First-time yogis shouldn’t worry too much about the many yoga styles out there to choose from. Most beginner-level classes will be in Hatha or Vinyasa — two styles that focus on coordinating movement with breath. Fitness buffs may like Vinyasa, which is typically faster-paced and more intense in terms of stretching, leg-lifting and inversions. Other popular styles include Iyengar, Ashtanga and Bikram (which is a sequence of 26 poses done in a room heated to more than 100°).
Before you pick a class, here are seven pointers to keep in mind:
1. Find a studio that works for you.
Many local businesses offer new-student specials. So bounce around until you find a space and instructors that feel like a good fit for you. In Seattle, unroll your mat at The Yoga Tree or The Grinning Yogi, a heated power flow studio. In Portland, try The People’s Yoga Northeast or YoYo Yogi.
2. Start each session by “checking in” with yourself.
Devote a few moments to tuning into your body-mind-emotional state, knowing that every day will be different. Let this guide your decisions on which poses to take or how much physical energy to expend.
3. During your first few classes, simply get used to moving and breathing.

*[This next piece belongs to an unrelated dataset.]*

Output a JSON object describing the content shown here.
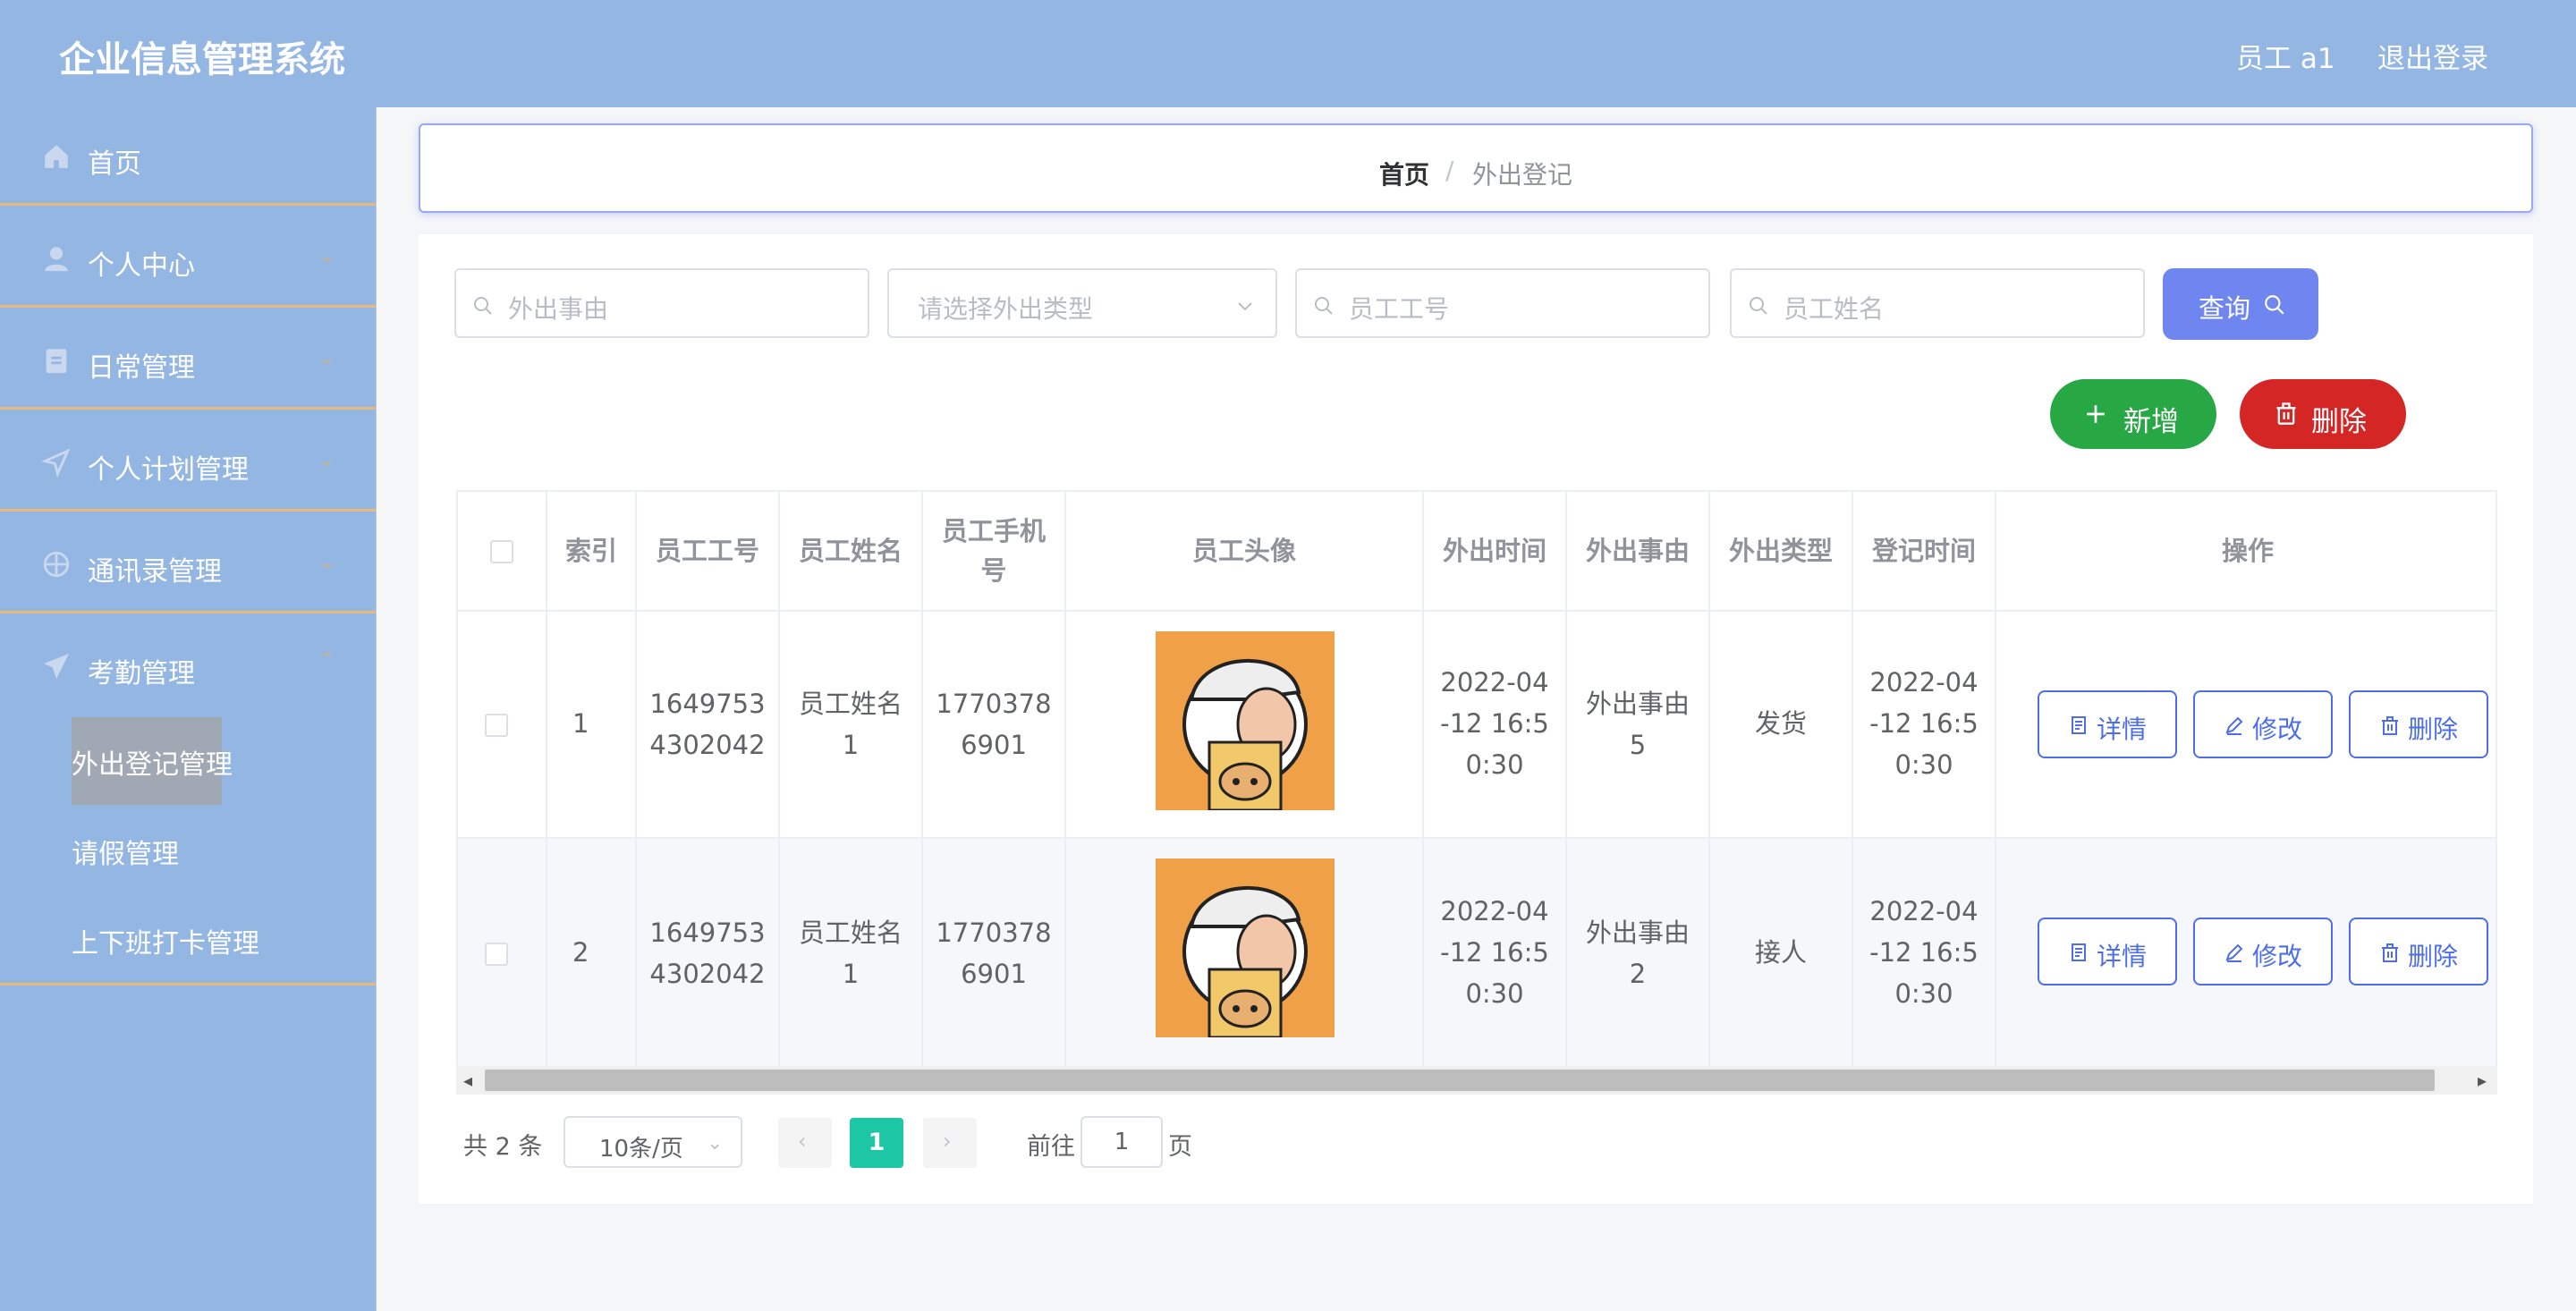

Rather than worrying about achieving the “perfect” pose, focus on keeping your body safe. Listen to your body, taking breaks when necessary. Ultimately, your breathing should lead your movement.
4. Build your foundation.
The Sanskrit term “asana” is often translated to mean “connection to the earth.” Remember that every pose begins from the ground up, so focus first on the parts of your body that are connected to the floor.
5. Balance the physical workout with relaxation or meditation.

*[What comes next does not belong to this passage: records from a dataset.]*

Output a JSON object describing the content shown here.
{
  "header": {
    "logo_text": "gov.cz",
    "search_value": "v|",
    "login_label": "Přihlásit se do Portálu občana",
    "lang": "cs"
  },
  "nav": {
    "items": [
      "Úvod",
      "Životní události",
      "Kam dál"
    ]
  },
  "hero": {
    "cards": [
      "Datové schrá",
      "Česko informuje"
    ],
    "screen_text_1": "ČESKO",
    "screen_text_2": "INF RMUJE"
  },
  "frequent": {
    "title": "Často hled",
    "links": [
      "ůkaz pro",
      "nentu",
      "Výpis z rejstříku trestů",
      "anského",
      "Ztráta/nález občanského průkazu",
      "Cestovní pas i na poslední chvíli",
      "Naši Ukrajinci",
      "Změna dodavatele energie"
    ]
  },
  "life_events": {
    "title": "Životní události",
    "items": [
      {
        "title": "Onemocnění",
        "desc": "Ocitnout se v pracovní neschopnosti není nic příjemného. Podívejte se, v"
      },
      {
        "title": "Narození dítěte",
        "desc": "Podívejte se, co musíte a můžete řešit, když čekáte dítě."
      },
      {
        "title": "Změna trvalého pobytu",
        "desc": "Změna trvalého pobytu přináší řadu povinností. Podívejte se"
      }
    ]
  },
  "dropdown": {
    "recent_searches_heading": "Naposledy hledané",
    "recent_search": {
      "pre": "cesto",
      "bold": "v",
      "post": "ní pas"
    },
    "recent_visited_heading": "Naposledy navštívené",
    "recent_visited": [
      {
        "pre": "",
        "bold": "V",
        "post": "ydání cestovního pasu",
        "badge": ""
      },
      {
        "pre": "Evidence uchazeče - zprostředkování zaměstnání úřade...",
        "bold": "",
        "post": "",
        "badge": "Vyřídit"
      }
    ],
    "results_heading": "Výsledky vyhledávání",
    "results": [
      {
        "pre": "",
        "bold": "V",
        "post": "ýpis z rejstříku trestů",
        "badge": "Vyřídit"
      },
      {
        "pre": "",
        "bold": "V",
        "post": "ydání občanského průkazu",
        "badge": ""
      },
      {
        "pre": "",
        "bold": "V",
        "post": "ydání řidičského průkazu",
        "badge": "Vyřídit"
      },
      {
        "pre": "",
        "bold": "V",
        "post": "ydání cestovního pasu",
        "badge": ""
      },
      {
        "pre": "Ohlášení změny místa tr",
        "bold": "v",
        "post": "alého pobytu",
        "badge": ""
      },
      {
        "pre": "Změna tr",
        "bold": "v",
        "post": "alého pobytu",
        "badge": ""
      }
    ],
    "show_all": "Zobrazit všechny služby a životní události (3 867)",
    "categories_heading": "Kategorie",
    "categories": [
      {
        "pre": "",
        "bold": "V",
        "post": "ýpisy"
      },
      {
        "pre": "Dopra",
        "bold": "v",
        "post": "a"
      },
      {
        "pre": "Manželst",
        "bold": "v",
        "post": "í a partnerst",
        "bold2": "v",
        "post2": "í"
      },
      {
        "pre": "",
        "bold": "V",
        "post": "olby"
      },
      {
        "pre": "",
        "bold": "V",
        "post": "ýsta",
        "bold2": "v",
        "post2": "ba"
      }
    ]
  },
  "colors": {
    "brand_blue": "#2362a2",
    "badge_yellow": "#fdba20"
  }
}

A combination of asana practice and mental centering can bring about a sense of well-being.
6. Don’t do more than you have to.
While getting into poses or doing relaxation exercises, it’s tempting to feel as though you should be doing something more. Fight those thoughts! Trying too hard can be an obstacle to a good yoga practice.
7. Drop all expectations.
Try not to compare yourself to others in the class, or to judge yourself for what you may perceive to be physical limitations. Go with the flow.